Nelson scowled. Hedone lifted a shoulder.
“It’s bent time,” Hedone said. “I can put you back to where you were when you walked into your home. You can go to bed and …”
“No,” Nelson said, shaking his head. “If I go back, I’ll go back to … the darkness.”
“Can you help?” Nelson asked.
“That’s why I am here,” Hedone said.
“What needs to happen?” Nelson asked.
“We need to look into the dark spot that has consumed your life,” Hedone said.
“You mean that cretin M.J.,” Nelson said with disgust in his voice.
“No,” Hedone said. “He is merely a screen for the real darkness, your real pain.”
“Like a metaphor,” Hedone said. “He did something awful that you remember. You then hang all of this emotion on it. Some of the emotion belongs to what M.J. did. But let’s be honest …”
Nelson looked into her eyes.
“You felt this way long before you met M.J.,” Hedone said.
Nelson opened his mouth to respond. Looking into the Goddesses eyes, his excuses and defenses seemed like a waste of time. His head went up and down in a slight nod. She smiled at him.
“But …” Nelson said.
“It is frightening to look into the darkest places of your psyche,” Hedone said. “Terrifying.

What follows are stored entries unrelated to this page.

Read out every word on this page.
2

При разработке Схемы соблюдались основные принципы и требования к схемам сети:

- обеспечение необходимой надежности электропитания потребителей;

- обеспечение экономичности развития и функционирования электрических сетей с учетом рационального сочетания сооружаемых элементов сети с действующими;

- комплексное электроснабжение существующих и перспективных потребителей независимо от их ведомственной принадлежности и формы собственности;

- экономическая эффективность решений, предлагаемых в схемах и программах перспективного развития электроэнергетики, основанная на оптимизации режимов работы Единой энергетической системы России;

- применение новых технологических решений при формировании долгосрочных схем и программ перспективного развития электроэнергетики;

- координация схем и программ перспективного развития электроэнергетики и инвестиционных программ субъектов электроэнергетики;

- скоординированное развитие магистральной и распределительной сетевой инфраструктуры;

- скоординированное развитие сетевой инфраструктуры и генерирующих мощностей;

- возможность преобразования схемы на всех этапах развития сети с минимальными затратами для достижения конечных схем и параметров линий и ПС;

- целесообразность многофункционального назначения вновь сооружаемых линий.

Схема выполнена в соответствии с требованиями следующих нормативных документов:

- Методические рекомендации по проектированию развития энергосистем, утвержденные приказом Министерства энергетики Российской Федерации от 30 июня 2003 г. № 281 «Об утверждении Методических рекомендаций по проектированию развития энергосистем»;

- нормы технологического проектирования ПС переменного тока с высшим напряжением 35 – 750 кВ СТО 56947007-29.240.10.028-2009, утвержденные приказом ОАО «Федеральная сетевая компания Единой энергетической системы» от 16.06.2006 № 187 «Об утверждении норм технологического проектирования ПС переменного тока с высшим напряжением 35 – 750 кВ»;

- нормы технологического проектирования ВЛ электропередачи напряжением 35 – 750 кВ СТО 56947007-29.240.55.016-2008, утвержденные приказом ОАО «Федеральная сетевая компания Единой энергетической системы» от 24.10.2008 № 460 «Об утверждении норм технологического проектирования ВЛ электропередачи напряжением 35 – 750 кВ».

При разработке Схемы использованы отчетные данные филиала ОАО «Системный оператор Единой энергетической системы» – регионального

At least it was for me.”
Nelson didn’t respond.
“I can allow you someone to go with you,” Hedone said. “Someone to be your witness and help you when it’s too hard.”
“You’ll be there,” Nelson said.
“I will,” Hedone said. “But I will need to be impartial. I cannot comfort you or help you in anyway. I cannot give you advice. If I do, we can get lost in the web of time.”
Nelson squinted at her. She sighed.
“It’s like the Christmas Carole,” Hedone said.
“I love that play,” Nelson said.
“You’re in that play right now,” Hedone said.
“Oh, I get it,” Nelson said. “The ghosts can only show Scrooge things. They cannot advise about them. Some of them say some snide things but …”
“Exactly,” Hedone said. “You may want someone there to be on your side. To help you and only you.”
Nelson nodded his head. He looked down at the ground.
“Can it be someone who is dead?” Nelson asked.